As a small act of self-preservation I pried my fingers off the keyboard (as they flew from the CBC to the BBC to CNN) and moved into the one room in the house that can always make me feel a bit more centred.
I spent last week in the kitchen cleaning and cooking and thinking.
I organized cupboards, scrubbed pots, went through the freezer and fridge (how many jars of half used Tom Yum sauce does one person need?) and weeded through the flotsom and jetsom of that catch-all drawer next to the cutlery.
As I cleaned and organized I thought and thought. I thought about what I could do and where I could donate and then I gave what I could. I thought about how lucky I am to be surrounded by such wonderful family and friends and how much they mean to me. I thought about how life can be so unpredictable and fragile and about its fleeting beauty. About the importance of living your life as if each day were your last yet still planning on living for a very long time. And about how I could possibly explain all these things to my son when I struggle to understand them myself.
And then I cooked. Nothing fancy or earth shattering or even very photogenic. I made chicken noodle soup, a beef stew, some garlic pasta, a fennel salad.
The sun came out this afternoon (finally) and I remembered that I had some blood oranges and tangerines and grapefruits in the fridge left over from a dinner that we had with our wonderful neighbours on Sunday. I thought about how spring was officially here and with the coming of the daffodils the season for citrus fruits would soon be gone.
I have been pondering the words of Ruth Reichl who posted this past week on her blog “…in the face of ongoing disaster, it is […] our moral resonsiblilty to appreciate what we have. That is why cooking good food for the people that I love is so important to me; in a world filled with no, it is a big yes. So eat a good breakfast. Be grateful for what you’ve got. Enjoy the sunshine while you’ve got it. Then go out and save the world.”
Blood Orange Sorbet with a Cardamom Scented Citrus Salad
Feel free to use any combination of citrus fruits that you have on hand for the salad. Also, tangerine or orange juice can be substituted for the blood orange juice using the same ratios listed below.
For the sorbet:
2 cups fresh blood orange juice (from approximately 8 to 10 blood oranges)
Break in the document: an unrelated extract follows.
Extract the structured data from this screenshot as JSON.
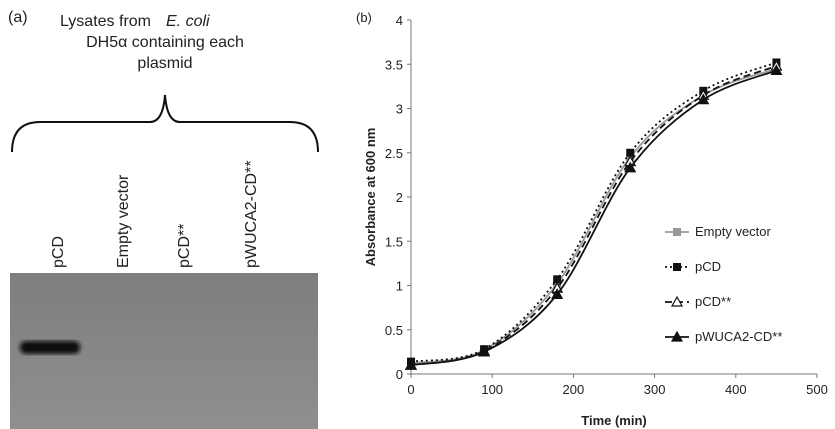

1/2 cup simple syrup (recipe below)
Juice of 1/2 lime
For the citrus salad:
2 grapefruit, peeled and segmented
2 blood oranges, peeled and segmented
2 navel oranges, peeled and segmented
2 tangerines, peeled and segmented
1/2 cup of cardamom jus (recipe below)
For the simple syrup: (this makes enough for both the sorbet and the cardamom jus for the citrus salad):
1 cup of water
1 cup of granulated sugar
For the cardamom jus:
3/4 cup of simple syrup
3 cardamom pods, crushed
Zest of 1/2 orange
To make the sorbet:
Combine the chilled syrup and chilled blood orange juice. Pour the mixture into and ice-cream maker and freeze according to the manufacturer’s instructions. Transfer the sorbet to an airtight container and freeze for at least two hours or for up to one week.
For the cardamom jus:
Combine the 3/4 cup of simple syrup with the crushed cardamom pods in a small saucepan. Bring to a boil and remove from the heat. Add the orange zest and allow to cool. Strain and refrigerate until needed.
In serving dishes place a selection of segmented fruit in the base of the dish. Pour some of the cardamom jus over the fruit and top with a scoop of the blood orange sorbet on the top. Serve immediately.